敢情在刚才拈花争夺大战中,一人抢到了一半。
铁衣首领大叫:“我的一半大些,该我拔头筹!”
泊在水面上的小舟随风往城东方向漂了漂,立翔首领对着岸上建筑比了比,立时目光大亮,也叫了起来,“现在这小舟在城东,是我的!”

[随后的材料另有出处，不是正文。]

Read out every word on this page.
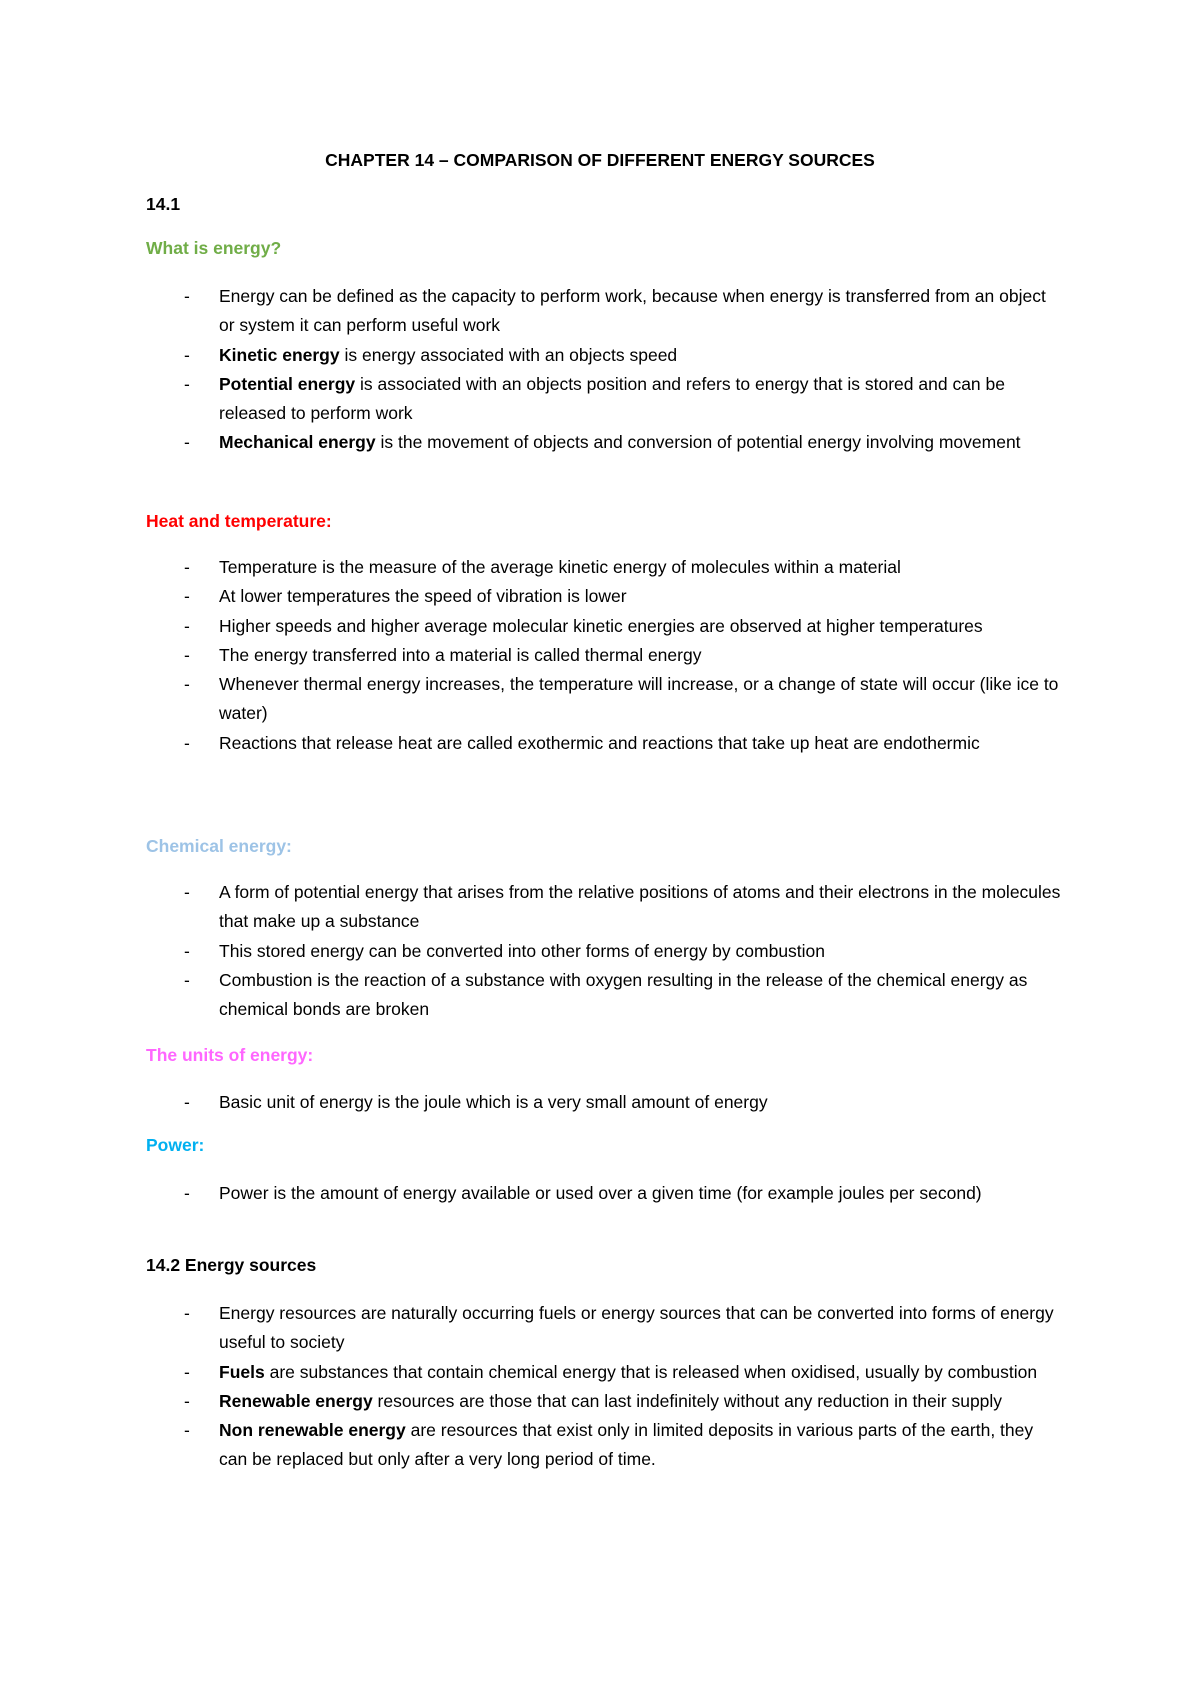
CHAPTER 14 – COMPARISON OF DIFFERENT ENERGY SOURCES

14.1

What is energy?

- Energy can be defined as the capacity to perform work, because when energy is transferred from an object or system it can perform useful work
- Kinetic energy is energy associated with an objects speed
- Potential energy is associated with an objects position and refers to energy that is stored and can be released to perform work
- Mechanical energy is the movement of objects and conversion of potential energy involving movement

Heat and temperature:

- Temperature is the measure of the average kinetic energy of molecules within a material
- At lower temperatures the speed of vibration is lower
- Higher speeds and higher average molecular kinetic energies are observed at higher temperatures
- The energy transferred into a material is called thermal energy
- Whenever thermal energy increases, the temperature will increase, or a change of state will occur (like ice to water)
- Reactions that release heat are called exothermic and reactions that take up heat are endothermic

Chemical energy:

- A form of potential energy that arises from the relative positions of atoms and their electrons in the molecules that make up a substance
- This stored energy can be converted into other forms of energy by combustion
- Combustion is the reaction of a substance with oxygen resulting in the release of the chemical energy as chemical bonds are broken

The units of energy:

- Basic unit of energy is the joule which is a very small amount of energy

Power:

- Power is the amount of energy available or used over a given time (for example joules per second)

14.2 Energy sources

- Energy resources are naturally occurring fuels or energy sources that can be converted into forms of energy useful to society
- Fuels are substances that contain chemical energy that is released when oxidised, usually by combustion
- Renewable energy resources are those that can last indefinitely without any reduction in their supply
- Non renewable energy are resources that exist only in limited deposits in various parts of the earth, they can be replaced but only after a very long period of time.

他话音未尽,那小舟又往城西方向飘了些距离,铁衣首领大骂,“明明在城西方向,你瞎眼!”
“你才混帐,刚才明明就在我城东这边的!”
“你找死!”有人开始脱衣服。
“哼,以为老子会怕你呀,老子今天非宰了你不可!”这人说着也开始捊高袖子。
“呯……啪!”
铁衣与立翔大打出手,其余看热闹的百姓在这两大凶神力战之时赶紧溜之大吉,谁也不想被这两方中任何一方怒火殃及。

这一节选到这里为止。